Abstract
Business Intelligence (BI) increasingly merges dashboard interaction with LLM-based assistance, yet these modes often fall out of sync during multi-step analyses.
As users toggle between direct dashboard manipulation and natural language queries, maintaining a consistent analytical state across filters, hierarchies, metrics, and chart contexts becomes challenging. We introduce TwinBI, an agentic digital twin framework that integrates an LLM-based agent system with an executable BI dashboard state.
TwinBI unifies conversational interaction, dashboard manipulation, semantic grounding, and provenance tracking through a shared analytical state reconstructed from a unified interaction log. It exposes artifacts such as schema views, SQL, logs, and an /insights command for state-grounded analytical summaries.

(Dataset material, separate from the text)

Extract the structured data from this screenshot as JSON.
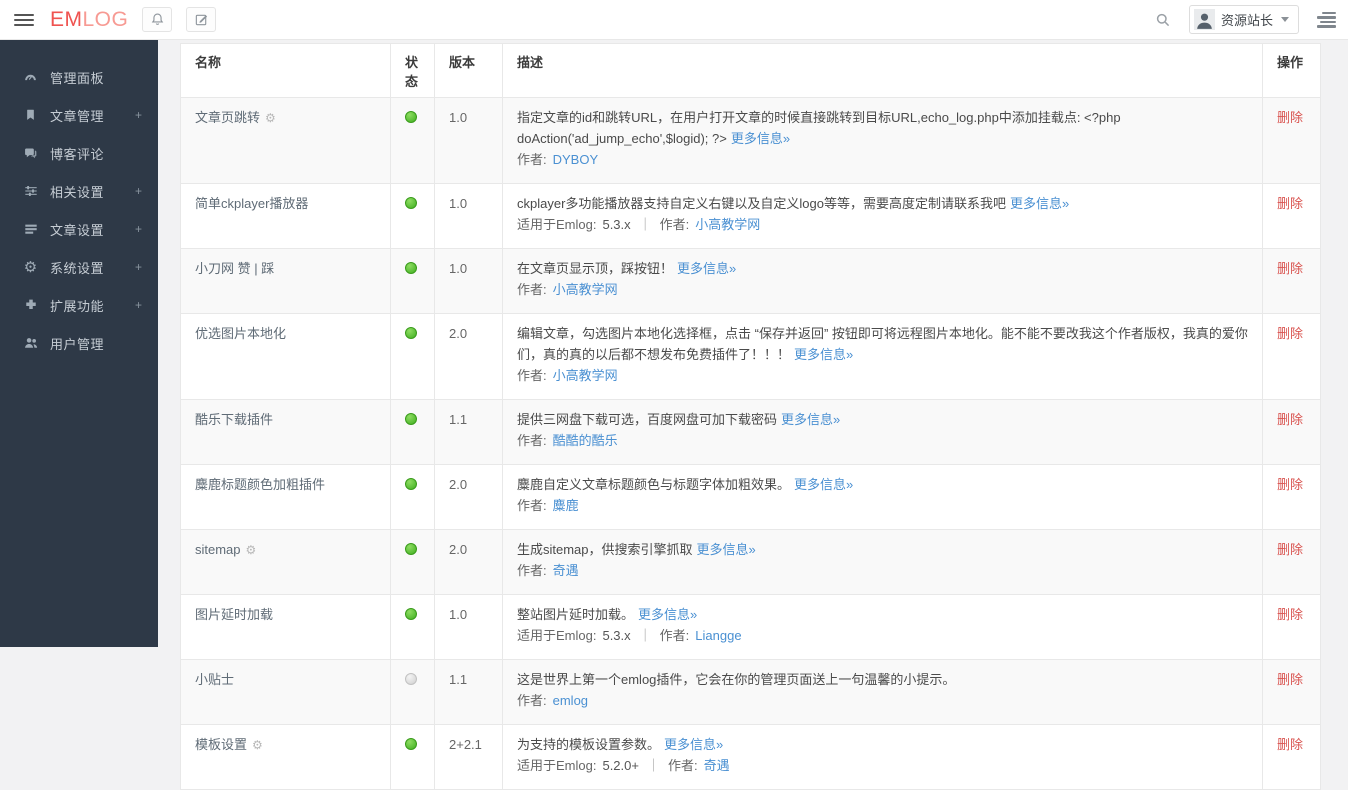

We evaluate TwinBI in two complementary ways. In a controlled A/B benchmark with the same backbone agent, TwinBI improves exact-match accuracy from 43.3% to 63.3%, partial-credit accuracy from 48.3% to 70.8%, and significantly reduces timeout rate from 40.0% to 10.0% relative to Dashboard alone.
In a usability study, participants benefited from the integrated dashboard-and-chat workflow, achieving high task accuracy, moderate workload, and favorable ratings for state-aware interaction mechanisms. These results indicate that TwinBI enhances both agent-level analytical reliability and user-facing analytical support by transforming visible dashboard state into richer actionable context.
Our dataset and source code are available at: GitHub - TwinBI
Blogger's Review: TwinBI illustrates the potential of deep integration between LLMs and BI dashboards, enhancing both analytical accuracy and user interaction experience. This intelligent digital twin design concept may pave the way for new directions in future BI tools, making it a noteworthy development to watch closely.